Almost finished. Now we need to assign a sequence / keyboard shortcut and for that we click on “Set” (5) for the abbreviations. We are then presented with the following dialog box:
First, click on the “Add” button (1). First, type your favorite keyboard sequence (I usually use a letter and prefix it with ‘//’ because it’s a rarely used keyboard sequence (unless you’re a programmer who types comments directly after // the remark lines instead of using a space).
In this case, we define “// m”. Now comes a slightly tricky part due to a minor flaw in AutoKey’s GUI. Do not click anywhere other than the white space just below the newly defined abbreviation. For example, click where the circle (2) is in the screenshot above. This locks the abbreviation / keyboard sequence instead of deleting it again. You will get used to it soon.
Next, we want to make sure that the “Remove typed abbreviation” box is checked (3) and that we select “Trigger immediately (does not require a trigger character) (4). Remember how we mentioned that some things confusing? This is one of them. You can define trigger characters above and beyond, as a prefix, for keyboard sequences / abbreviations, but this is often unnecessary and we can enable easier use of AutoKey by selecting this option Finally, click “OK” (5) to confirm everything.

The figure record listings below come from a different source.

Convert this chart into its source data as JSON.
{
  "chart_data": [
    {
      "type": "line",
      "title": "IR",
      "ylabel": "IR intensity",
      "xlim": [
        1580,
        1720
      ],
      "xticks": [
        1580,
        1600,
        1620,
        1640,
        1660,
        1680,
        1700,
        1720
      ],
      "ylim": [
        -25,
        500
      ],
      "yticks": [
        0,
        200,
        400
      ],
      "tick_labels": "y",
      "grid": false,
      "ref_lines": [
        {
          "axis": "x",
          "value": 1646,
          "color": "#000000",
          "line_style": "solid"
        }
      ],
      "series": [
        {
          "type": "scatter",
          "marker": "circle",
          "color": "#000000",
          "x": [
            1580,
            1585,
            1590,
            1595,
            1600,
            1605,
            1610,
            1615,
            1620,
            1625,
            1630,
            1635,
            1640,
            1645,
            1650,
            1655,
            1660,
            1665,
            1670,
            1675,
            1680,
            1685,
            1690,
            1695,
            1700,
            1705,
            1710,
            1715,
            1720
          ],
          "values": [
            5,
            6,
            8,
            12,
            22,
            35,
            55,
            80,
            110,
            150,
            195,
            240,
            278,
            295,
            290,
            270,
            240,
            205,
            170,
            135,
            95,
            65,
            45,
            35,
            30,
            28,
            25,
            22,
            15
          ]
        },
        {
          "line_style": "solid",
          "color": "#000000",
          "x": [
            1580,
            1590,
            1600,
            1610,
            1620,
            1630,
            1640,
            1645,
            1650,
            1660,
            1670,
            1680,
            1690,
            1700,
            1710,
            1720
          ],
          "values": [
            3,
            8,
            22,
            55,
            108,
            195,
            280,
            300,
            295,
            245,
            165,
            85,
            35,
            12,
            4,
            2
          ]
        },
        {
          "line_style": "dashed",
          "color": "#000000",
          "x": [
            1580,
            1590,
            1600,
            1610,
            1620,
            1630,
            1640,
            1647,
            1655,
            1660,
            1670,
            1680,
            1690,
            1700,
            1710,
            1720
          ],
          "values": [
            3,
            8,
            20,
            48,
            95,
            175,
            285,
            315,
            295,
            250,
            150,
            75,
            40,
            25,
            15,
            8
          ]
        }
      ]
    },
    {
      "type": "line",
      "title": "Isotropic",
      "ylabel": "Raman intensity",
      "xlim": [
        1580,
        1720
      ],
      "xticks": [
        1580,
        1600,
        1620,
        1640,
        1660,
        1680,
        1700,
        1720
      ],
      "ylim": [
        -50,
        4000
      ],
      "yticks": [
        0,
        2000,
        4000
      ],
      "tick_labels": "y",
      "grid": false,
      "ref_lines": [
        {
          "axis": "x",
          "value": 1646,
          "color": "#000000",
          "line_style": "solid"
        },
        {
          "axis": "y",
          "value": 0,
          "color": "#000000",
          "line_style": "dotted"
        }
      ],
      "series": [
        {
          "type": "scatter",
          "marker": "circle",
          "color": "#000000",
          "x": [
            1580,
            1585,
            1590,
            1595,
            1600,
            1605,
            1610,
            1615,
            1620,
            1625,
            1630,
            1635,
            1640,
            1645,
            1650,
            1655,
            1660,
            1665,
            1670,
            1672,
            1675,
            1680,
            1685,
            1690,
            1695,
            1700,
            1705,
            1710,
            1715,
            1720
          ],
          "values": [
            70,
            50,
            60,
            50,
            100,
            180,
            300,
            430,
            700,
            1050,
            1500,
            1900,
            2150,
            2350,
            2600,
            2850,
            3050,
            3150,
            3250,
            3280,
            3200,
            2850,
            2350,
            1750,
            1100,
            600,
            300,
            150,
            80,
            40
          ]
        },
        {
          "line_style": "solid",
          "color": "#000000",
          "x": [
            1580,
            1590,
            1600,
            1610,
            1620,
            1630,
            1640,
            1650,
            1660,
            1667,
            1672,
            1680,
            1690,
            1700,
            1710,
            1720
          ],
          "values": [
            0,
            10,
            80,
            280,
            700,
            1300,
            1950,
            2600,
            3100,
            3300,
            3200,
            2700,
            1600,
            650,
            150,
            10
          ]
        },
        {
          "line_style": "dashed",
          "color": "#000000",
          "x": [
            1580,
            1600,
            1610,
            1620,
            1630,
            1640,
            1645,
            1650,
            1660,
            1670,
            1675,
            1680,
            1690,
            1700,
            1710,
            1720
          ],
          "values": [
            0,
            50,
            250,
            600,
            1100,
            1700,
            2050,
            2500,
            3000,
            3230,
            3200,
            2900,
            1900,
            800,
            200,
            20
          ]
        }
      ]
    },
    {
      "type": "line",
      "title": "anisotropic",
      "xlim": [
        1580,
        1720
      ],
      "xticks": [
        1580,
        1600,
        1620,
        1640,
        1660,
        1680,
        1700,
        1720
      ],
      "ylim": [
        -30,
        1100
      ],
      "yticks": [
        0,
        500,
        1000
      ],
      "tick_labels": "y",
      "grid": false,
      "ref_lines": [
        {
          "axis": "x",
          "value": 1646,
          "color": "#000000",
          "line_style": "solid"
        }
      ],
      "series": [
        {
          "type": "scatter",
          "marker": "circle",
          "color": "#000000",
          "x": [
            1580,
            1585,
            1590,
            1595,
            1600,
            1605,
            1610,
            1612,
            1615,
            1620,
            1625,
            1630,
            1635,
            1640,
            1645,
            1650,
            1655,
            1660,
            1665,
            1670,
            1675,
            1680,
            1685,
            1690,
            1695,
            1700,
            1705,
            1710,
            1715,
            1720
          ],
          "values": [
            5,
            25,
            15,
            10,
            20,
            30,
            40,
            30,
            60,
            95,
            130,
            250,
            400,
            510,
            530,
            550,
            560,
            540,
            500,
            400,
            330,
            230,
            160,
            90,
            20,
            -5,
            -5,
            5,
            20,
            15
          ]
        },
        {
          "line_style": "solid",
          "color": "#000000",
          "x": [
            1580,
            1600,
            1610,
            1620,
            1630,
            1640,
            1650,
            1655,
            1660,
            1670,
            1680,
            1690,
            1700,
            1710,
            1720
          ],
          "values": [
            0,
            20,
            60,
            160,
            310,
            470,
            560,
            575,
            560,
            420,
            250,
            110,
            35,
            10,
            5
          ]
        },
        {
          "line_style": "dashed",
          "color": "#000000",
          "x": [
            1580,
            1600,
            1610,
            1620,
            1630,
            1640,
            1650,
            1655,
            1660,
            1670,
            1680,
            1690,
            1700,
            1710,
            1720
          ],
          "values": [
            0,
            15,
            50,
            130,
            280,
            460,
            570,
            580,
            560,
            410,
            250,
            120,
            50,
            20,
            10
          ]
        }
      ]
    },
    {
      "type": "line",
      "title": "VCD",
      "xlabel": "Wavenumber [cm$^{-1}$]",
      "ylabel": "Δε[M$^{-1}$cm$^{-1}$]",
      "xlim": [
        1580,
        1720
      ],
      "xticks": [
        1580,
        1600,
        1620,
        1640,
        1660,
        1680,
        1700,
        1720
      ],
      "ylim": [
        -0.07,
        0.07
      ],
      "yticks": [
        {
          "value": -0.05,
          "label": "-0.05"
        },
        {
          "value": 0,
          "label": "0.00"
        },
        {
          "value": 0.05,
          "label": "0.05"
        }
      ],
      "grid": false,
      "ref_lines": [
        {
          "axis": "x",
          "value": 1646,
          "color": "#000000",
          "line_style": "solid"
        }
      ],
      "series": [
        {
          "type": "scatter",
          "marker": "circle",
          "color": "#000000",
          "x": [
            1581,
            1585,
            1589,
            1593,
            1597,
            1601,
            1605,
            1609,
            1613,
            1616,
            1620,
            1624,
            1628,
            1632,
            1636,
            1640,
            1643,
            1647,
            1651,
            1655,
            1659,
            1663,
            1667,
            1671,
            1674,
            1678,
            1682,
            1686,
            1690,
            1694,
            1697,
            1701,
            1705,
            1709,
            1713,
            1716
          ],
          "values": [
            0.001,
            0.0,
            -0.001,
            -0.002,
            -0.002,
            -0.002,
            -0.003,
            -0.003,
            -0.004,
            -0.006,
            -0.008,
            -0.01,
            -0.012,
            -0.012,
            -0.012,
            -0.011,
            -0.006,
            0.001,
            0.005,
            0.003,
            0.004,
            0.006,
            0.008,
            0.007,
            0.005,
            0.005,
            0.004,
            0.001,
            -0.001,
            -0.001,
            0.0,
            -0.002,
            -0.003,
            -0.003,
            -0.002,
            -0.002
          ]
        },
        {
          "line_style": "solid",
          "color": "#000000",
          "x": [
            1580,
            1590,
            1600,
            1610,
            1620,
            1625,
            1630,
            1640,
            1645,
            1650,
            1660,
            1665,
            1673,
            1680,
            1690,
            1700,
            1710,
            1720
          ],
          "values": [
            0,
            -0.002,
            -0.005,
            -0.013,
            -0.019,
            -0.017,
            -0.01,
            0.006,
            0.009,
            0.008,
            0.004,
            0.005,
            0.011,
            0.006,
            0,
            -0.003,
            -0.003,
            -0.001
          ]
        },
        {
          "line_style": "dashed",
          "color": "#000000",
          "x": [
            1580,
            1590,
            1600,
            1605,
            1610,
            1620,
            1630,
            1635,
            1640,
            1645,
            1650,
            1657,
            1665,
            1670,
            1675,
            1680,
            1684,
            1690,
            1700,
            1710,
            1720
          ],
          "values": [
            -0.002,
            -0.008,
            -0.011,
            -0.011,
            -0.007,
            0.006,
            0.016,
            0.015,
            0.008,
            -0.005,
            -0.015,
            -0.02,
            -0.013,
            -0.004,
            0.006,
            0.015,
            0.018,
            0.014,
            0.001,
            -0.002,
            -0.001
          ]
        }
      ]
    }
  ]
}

Finished! Now just open your favorite text editor (yes, even vi / vim in a terminal will work!) And type your keyboard sequence “// m”. If all went well, you should now see a small “My Address” pop-up where your mouse cursor is at the time, allowing you to click on it and render the text:
If you see output similar to the following:
Try changing the “Paste Using” method on your keyboard for the phrase to “Clipboard (Ctrl + V)” instead:
And you should be ready.
AutoKey is a great utility that can save you many hours of repetitive typing work.
This however comes with its own shortcomings and even the issues it talks about. AutoKey was around for many years and – with the hope that current developers will correct some of the shortcomings – will be there for many productive years to come! Enjoy!